Creazione di un Registro nazionale del personale, che riporterà le abilità di ciascuno, fissandole in un portfolio individuale su cui verranno conteggiati i presunti “crediti” professionali dei singoli. Portfolio e crediti daranno la possibilità ai dirigenti di cooptare nella propria scuola i nuovi assunti, ma anche di premiere il 66% dei “migliori”, che ogni 3 anni potranno così accedere ad uno scatto stipendiale di 60 euro.
Entrata a regime del Sistema Nazionale di Valutazione, per il quale si prevede un aumento del corpo ispettivo, indicato come funzione strategica (anche per questa spesa non sono indicate le risorse)
per realizzare, la “piena autonomia” scolastica, serve “schierare la squadra con cui giocare la partita dell’istruzione”, cioè chiamare presso la propria scuola docenti ed Ata che il dirigente manager, dopo “consultazione collegiale”, riterrà più adatti.
Ogni scuola dovrà sviluppare un piano triennale di miglioramento; il Mof ed altre fondi di finanziamento pubblico saranno legati all’esito del piano di miglioramento, in proporzione del quale i dirigenti scolastici riceveranno un aumento salariale.
È prevista una revisione degli Organi Collegiali (alla quale il Pd aveva già pensato, considerando la stesura del ddl Aprea-Ghizzoni)
Viene riproposta, secondo ilo stesso progetto Aprea-Ghizzoni, la scuola fondazione: la scuola “non ce la fa”. Quindi entrata delle risorse private per contributi alla scuola statale. L’entrata dei privati viene massicciamente favorita: laboratori (negli istituti professionali, ad esempio) non solo finanziati da privati, ma addirittura posseduti e gestiti da privati nell’ambito dell’istruzione pubblica.
Si sterza definitivamente verso il “saper fare”, molto più economicamente conveniente del “sapere”. Stages lavorativi (gratuiti) obbligatori alle superiori per tutti gli indirizzi. Sistematizzazione della “didattica lavorativa”: la scuola azienda, quando non la scuola fabbrica. “Scuola fondata sul lavoro” è il contraddittorio titolo di un capitolo del documento: certamente le richieste del mercato e delle imprese non saranno irrilevanti, se viene prevista la possibilità di un curriculum basato sulle esigenze del territorio. Pertanto, fine del concetto di apprendimento disinteressato e della cultura come viatico di cittadinanza consapevole.
Per la prima volta – p. 66 “il sistema di valutazione sarà operativo dal prossimo anno per tutte le scuole pubbliche, statali e paritarie” – la scuola paritaria viene promossa al rango di scuola pubblica. Meditiamo.
Soprassiedo sulla pastella in salsa modernista sul tema più tecnologia (sebbene noti un positivo mea culpa sugli investimenti per la Lim) e inglese: i livelli delle competenze dei quindicenni alfabetizzati nella comprensione del testo e in letto-scrittura continuano ad essere tra i più bassi d’Europa. E’ di oggi il dato che il 63% dei 16-18enni nel nostro Paese sono a rischio di abbandono e poco più bassa è la percentuale relativa agli studenti dai 14 ai 16 anni.

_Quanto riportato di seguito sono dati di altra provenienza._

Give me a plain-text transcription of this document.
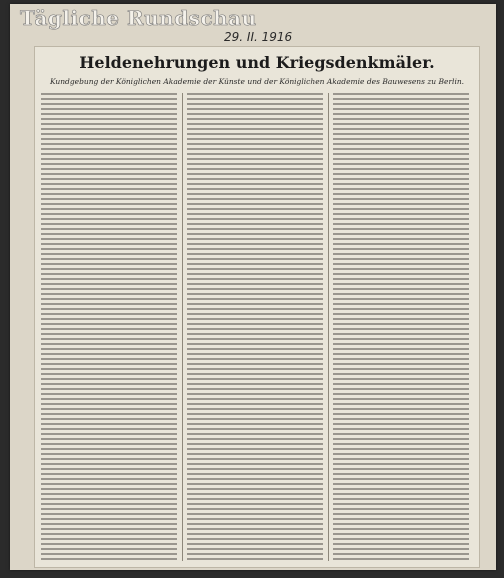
Tägliche Rundschau
29. II. 1916
Heldenehrungen und Kriegsdenkmäler.
Kundgebung der Königlichen Akademie der Künste und der Königlichen Akademie des Bauwesens zu Berlin.
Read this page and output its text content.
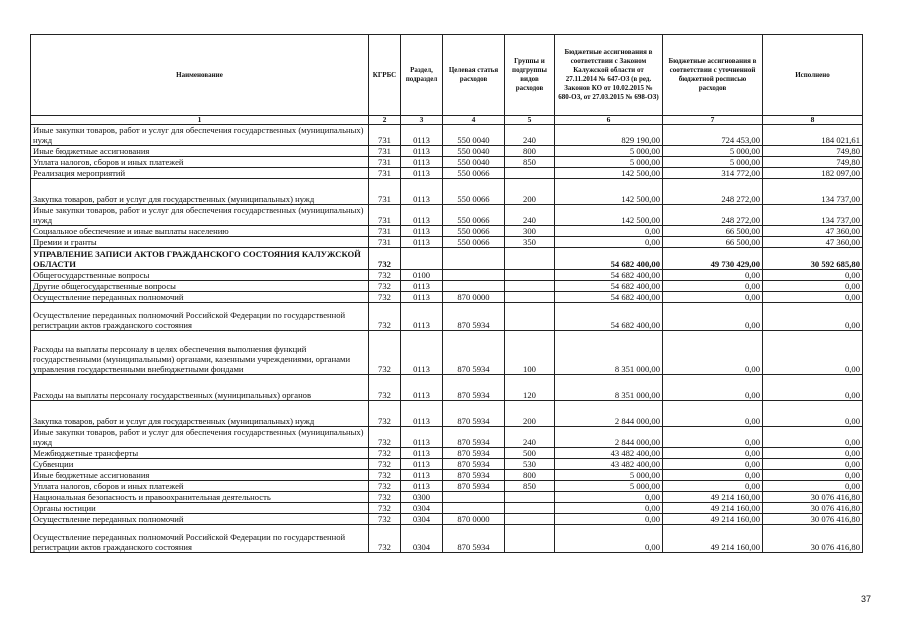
Наименование	КГРБС	Раздел, подраздел	Целевая статья расходов	Группы и подгруппы видов расходов	Бюджетные ассигнования в соответствии с Законом Калужской области от 27.11.2014 № 647-ОЗ (в ред. Законов КО от 10.02.2015 № 680-ОЗ, от 27.03.2015 № 698-ОЗ)	Бюджетные ассигнования в соответствии с уточненной бюджетной росписью расходов	Исполнено
1	2	3	4	5	6	7	8
Иные закупки товаров, работ и услуг для обеспечения государственных (муниципальных) нужд	731	0113	550 0040	240	829 190,00	724 453,00	184 021,61
Иные бюджетные ассигнования	731	0113	550 0040	800	5 000,00	5 000,00	749,80
Уплата налогов, сборов и иных платежей	731	0113	550 0040	850	5 000,00	5 000,00	749,80
Реализация мероприятий	731	0113	550 0066		142 500,00	314 772,00	182 097,00
Закупка товаров, работ и услуг для государственных (муниципальных) нужд	731	0113	550 0066	200	142 500,00	248 272,00	134 737,00
Иные закупки товаров, работ и услуг для обеспечения государственных (муниципальных) нужд	731	0113	550 0066	240	142 500,00	248 272,00	134 737,00
Социальное обеспечение и иные выплаты населению	731	0113	550 0066	300	0,00	66 500,00	47 360,00
Премии и гранты	731	0113	550 0066	350	0,00	66 500,00	47 360,00
УПРАВЛЕНИЕ ЗАПИСИ АКТОВ ГРАЖДАНСКОГО СОСТОЯНИЯ КАЛУЖСКОЙ ОБЛАСТИ	732				54 682 400,00	49 730 429,00	30 592 685,80
Общегосударственные вопросы	732	0100			54 682 400,00	0,00	0,00
Другие общегосударственные вопросы	732	0113			54 682 400,00	0,00	0,00
Осуществление переданных полномочий	732	0113	870 0000		54 682 400,00	0,00	0,00
Осуществление переданных полномочий Российской Федерации по государственной регистрации актов гражданского состояния	732	0113	870 5934		54 682 400,00	0,00	0,00
Расходы на выплаты персоналу в целях обеспечения выполнения функций государственными (муниципальными) органами, казенными учреждениями, органами управления государственными внебюджетными фондами	732	0113	870 5934	100	8 351 000,00	0,00	0,00
Расходы на выплаты персоналу государственных (муниципальных) органов	732	0113	870 5934	120	8 351 000,00	0,00	0,00
Закупка товаров, работ и услуг для государственных (муниципальных) нужд	732	0113	870 5934	200	2 844 000,00	0,00	0,00
Иные закупки товаров, работ и услуг для обеспечения государственных (муниципальных) нужд	732	0113	870 5934	240	2 844 000,00	0,00	0,00
Межбюджетные трансферты	732	0113	870 5934	500	43 482 400,00	0,00	0,00
Субвенции	732	0113	870 5934	530	43 482 400,00	0,00	0,00
Иные бюджетные ассигнования	732	0113	870 5934	800	5 000,00	0,00	0,00
Уплата налогов, сборов и иных платежей	732	0113	870 5934	850	5 000,00	0,00	0,00
Национальная безопасность и правоохранительная деятельность	732	0300			0,00	49 214 160,00	30 076 416,80
Органы юстиции	732	0304			0,00	49 214 160,00	30 076 416,80
Осуществление переданных полномочий	732	0304	870 0000		0,00	49 214 160,00	30 076 416,80
Осуществление переданных полномочий Российской Федерации по государственной регистрации актов гражданского состояния	732	0304	870 5934		0,00	49 214 160,00	30 076 416,80
37
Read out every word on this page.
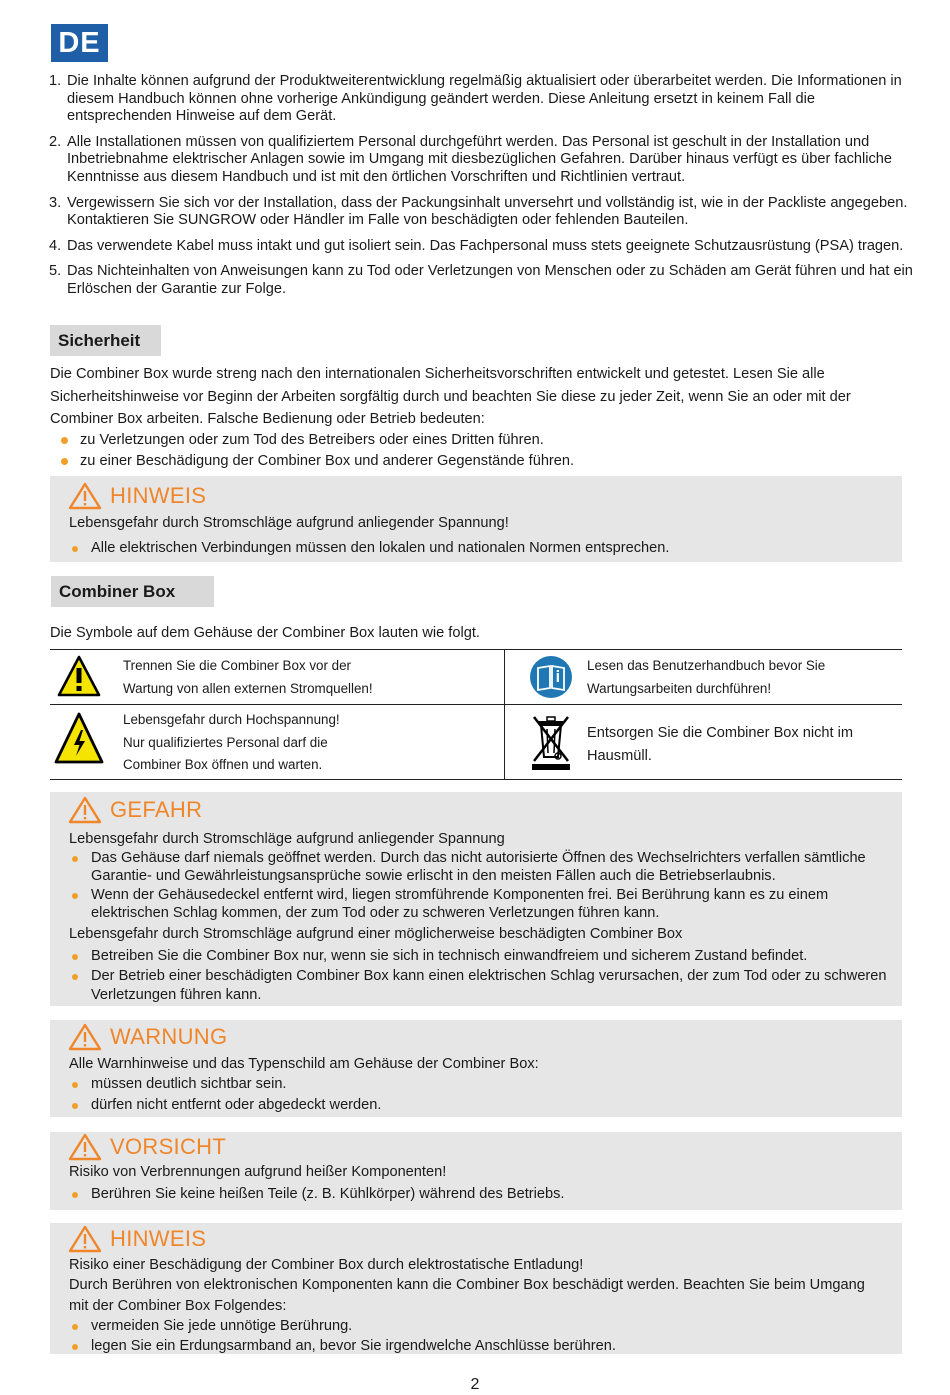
DE
1. Die Inhalte können aufgrund der Produktweiterentwicklung regelmäßig aktualisiert oder überarbeitet werden. Die Informationen in diesem Handbuch können ohne vorherige Ankündigung geändert werden. Diese Anleitung ersetzt in keinem Fall die entsprechenden Hinweise auf dem Gerät.
2. Alle Installationen müssen von qualifiziertem Personal durchgeführt werden. Das Personal ist geschult in der Installation und Inbetriebnahme elektrischer Anlagen sowie im Umgang mit diesbezüglichen Gefahren. Darüber hinaus verfügt es über fachliche Kenntnisse aus diesem Handbuch und ist mit den örtlichen Vorschriften und Richtlinien vertraut.
3. Vergewissern Sie sich vor der Installation, dass der Packungsinhalt unversehrt und vollständig ist, wie in der Packliste angegeben. Kontaktieren Sie SUNGROW oder Händler im Falle von beschädigten oder fehlenden Bauteilen.
4. Das verwendete Kabel muss intakt und gut isoliert sein. Das Fachpersonal muss stets geeignete Schutzausrüstung (PSA) tragen.
5. Das Nichteinhalten von Anweisungen kann zu Tod oder Verletzungen von Menschen oder zu Schäden am Gerät führen und hat ein Erlöschen der Garantie zur Folge.
Sicherheit
Die Combiner Box wurde streng nach den internationalen Sicherheitsvorschriften entwickelt und getestet. Lesen Sie alle Sicherheitshinweise vor Beginn der Arbeiten sorgfältig durch und beachten Sie diese zu jeder Zeit, wenn Sie an oder mit der Combiner Box arbeiten. Falsche Bedienung oder Betrieb bedeuten:
zu Verletzungen oder zum Tod des Betreibers oder eines Dritten führen.
zu einer Beschädigung der Combiner Box und anderer Gegenstände führen.
HINWEIS
Lebensgefahr durch Stromschläge aufgrund anliegender Spannung!
Alle elektrischen Verbindungen müssen den lokalen und nationalen Normen entsprechen.
Combiner Box
Die Symbole auf dem Gehäuse der Combiner Box lauten wie folgt.
Trennen Sie die Combiner Box vor der
Wartung von allen externen Stromquellen!
Lesen das Benutzerhandbuch bevor Sie
Wartungsarbeiten durchführen!
Lebensgefahr durch Hochspannung!
Nur qualifiziertes Personal darf die
Combiner Box öffnen und warten.
Entsorgen Sie die Combiner Box nicht im
Hausmüll.
GEFAHR
Lebensgefahr durch Stromschläge aufgrund anliegender Spannung
Das Gehäuse darf niemals geöffnet werden. Durch das nicht autorisierte Öffnen des Wechselrichters verfallen sämtliche Garantie- und Gewährleistungsansprüche sowie erlischt in den meisten Fällen auch die Betriebserlaubnis.
Wenn der Gehäusedeckel entfernt wird, liegen stromführende Komponenten frei. Bei Berührung kann es zu einem elektrischen Schlag kommen, der zum Tod oder zu schweren Verletzungen führen kann.
Lebensgefahr durch Stromschläge aufgrund einer möglicherweise beschädigten Combiner Box
Betreiben Sie die Combiner Box nur, wenn sie sich in technisch einwandfreiem und sicherem Zustand befindet.
Der Betrieb einer beschädigten Combiner Box kann einen elektrischen Schlag verursachen, der zum Tod oder zu schweren Verletzungen führen kann.
WARNUNG
Alle Warnhinweise und das Typenschild am Gehäuse der Combiner Box:
müssen deutlich sichtbar sein.
dürfen nicht entfernt oder abgedeckt werden.
VORSICHT
Risiko von Verbrennungen aufgrund heißer Komponenten!
Berühren Sie keine heißen Teile (z. B. Kühlkörper) während des Betriebs.
HINWEIS
Risiko einer Beschädigung der Combiner Box durch elektrostatische Entladung!
Durch Berühren von elektronischen Komponenten kann die Combiner Box beschädigt werden. Beachten Sie beim Umgang mit der Combiner Box Folgendes:
vermeiden Sie jede unnötige Berührung.
legen Sie ein Erdungsarmband an, bevor Sie irgendwelche Anschlüsse berühren.
2
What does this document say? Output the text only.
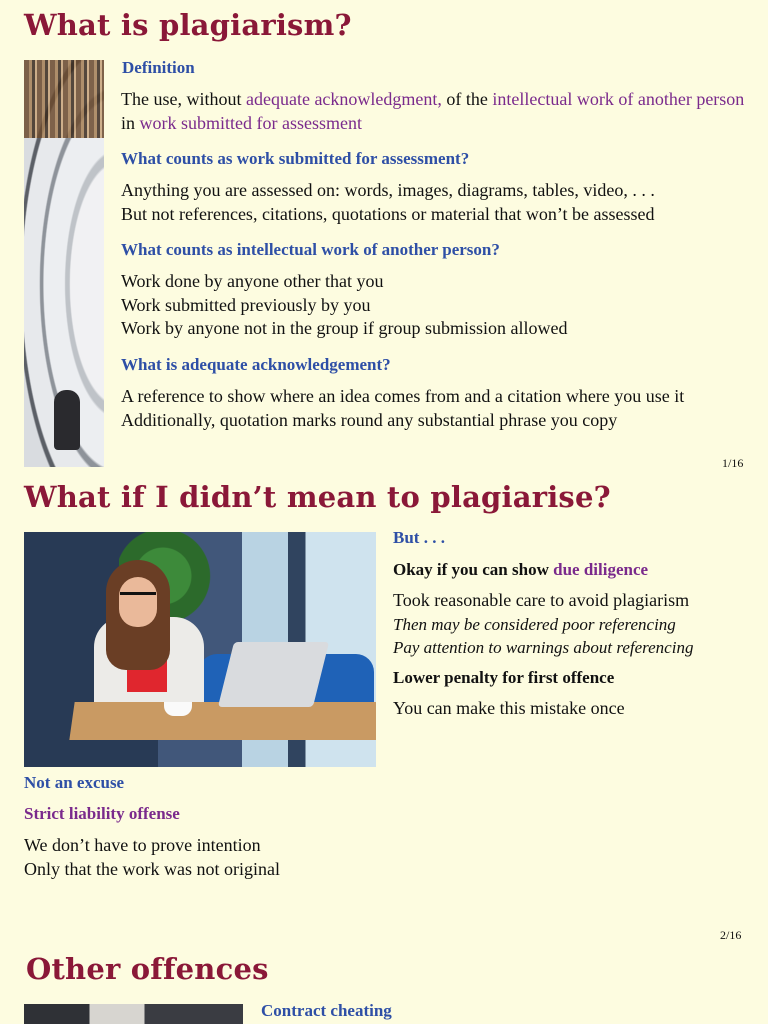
What is plagiarism?
Definition
The use, without adequate acknowledgment, of the intellectual work of another person in work submitted for assessment
What counts as work submitted for assessment?
Anything you are assessed on: words, images, diagrams, tables, video, . . .
But not references, citations, quotations or material that won’t be assessed
What counts as intellectual work of another person?
Work done by anyone other that you
Work submitted previously by you
Work by anyone not in the group if group submission allowed
What is adequate acknowledgement?
A reference to show where an idea comes from and a citation where you use it
Additionally, quotation marks round any substantial phrase you copy
1/16
What if I didn’t mean to plagiarise?
But . . .
Okay if you can show due diligence
Took reasonable care to avoid plagiarism
Then may be considered poor referencing
Pay attention to warnings about referencing
Lower penalty for first offence
You can make this mistake once
Not an excuse
Strict liability offense
We don’t have to prove intention
Only that the work was not original
2/16
Other offences
Contract cheating
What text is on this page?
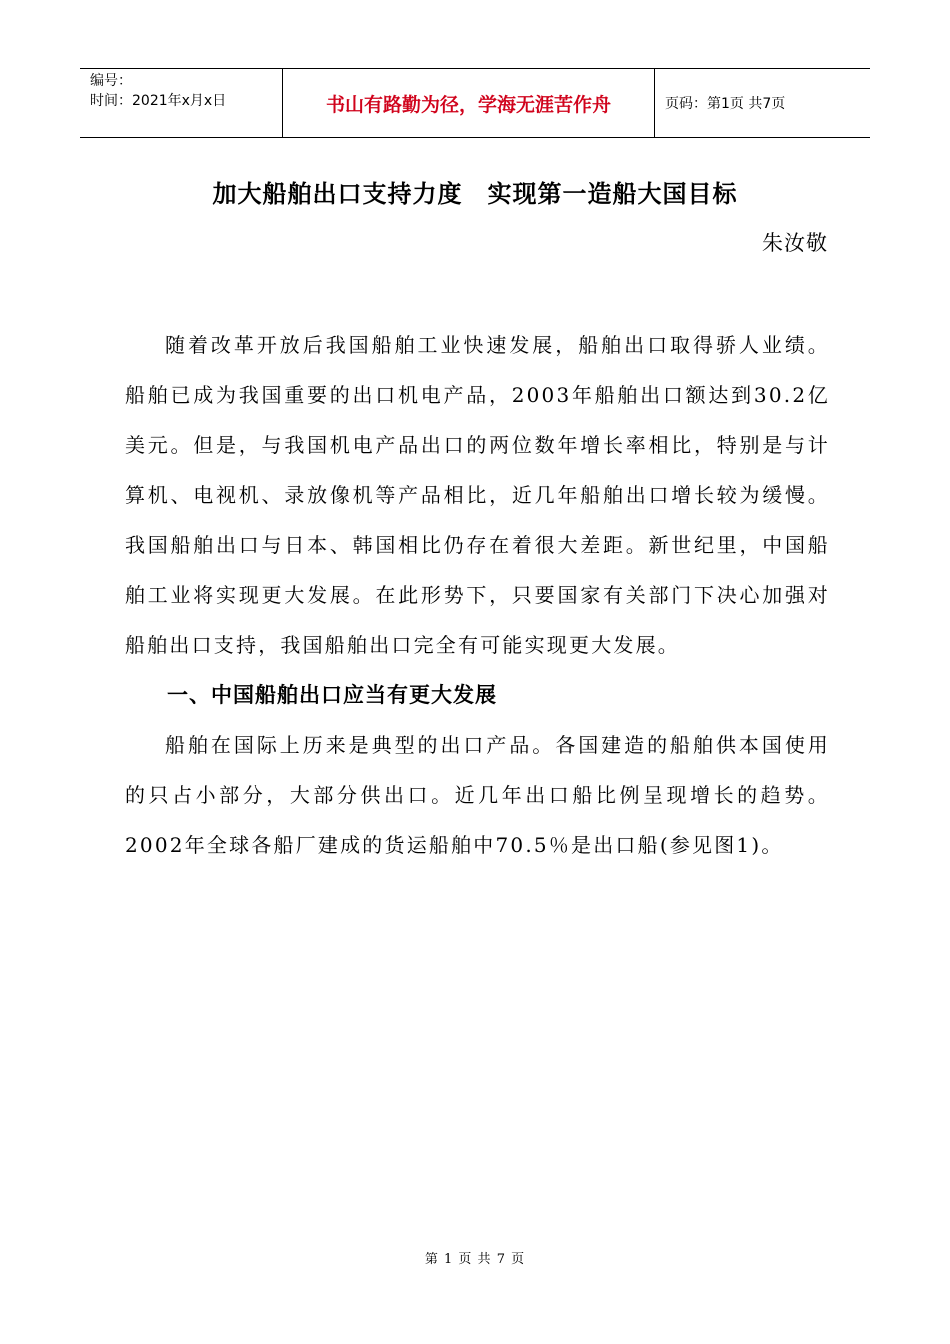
编号：
时间：2021年x月x日	书山有路勤为径，学海无涯苦作舟	页码：第1页 共7页
加大船舶出口支持力度　实现第一造船大国目标
朱汝敬

随着改革开放后我国船舶工业快速发展，船舶出口取得骄人业绩。船舶已成为我国重要的出口机电产品，2003年船舶出口额达到30.2亿美元。但是，与我国机电产品出口的两位数年增长率相比，特别是与计算机、电视机、录放像机等产品相比，近几年船舶出口增长较为缓慢。我国船舶出口与日本、韩国相比仍存在着很大差距。新世纪里，中国船舶工业将实现更大发展。在此形势下，只要国家有关部门下决心加强对船舶出口支持，我国船舶出口完全有可能实现更大发展。

一、中国船舶出口应当有更大发展

船舶在国际上历来是典型的出口产品。各国建造的船舶供本国使用的只占小部分，大部分供出口。近几年出口船比例呈现增长的趋势。2002年全球各船厂建成的货运船舶中70.5％是出口船(参见图1)。

第 1 页 共 7 页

La contropartita rispetto alla presunta (ed auspicabile) stabilizzazione del precariato, come è evidente, è particolarmente pesante. Del resto il Pd non ha mai fatto mistero, da quando è nato, di quali fossero le proprie intenzioni rispetto alla funzione che attribuisce alla scuola. L’accesso al lavoro per più persone comporterebbe dunque una rinuncia di fatto ad una serie di principi e di diritti di e per tutti e – soprattutto – una modifica sostanziale al progetto di scuola della Costituzione.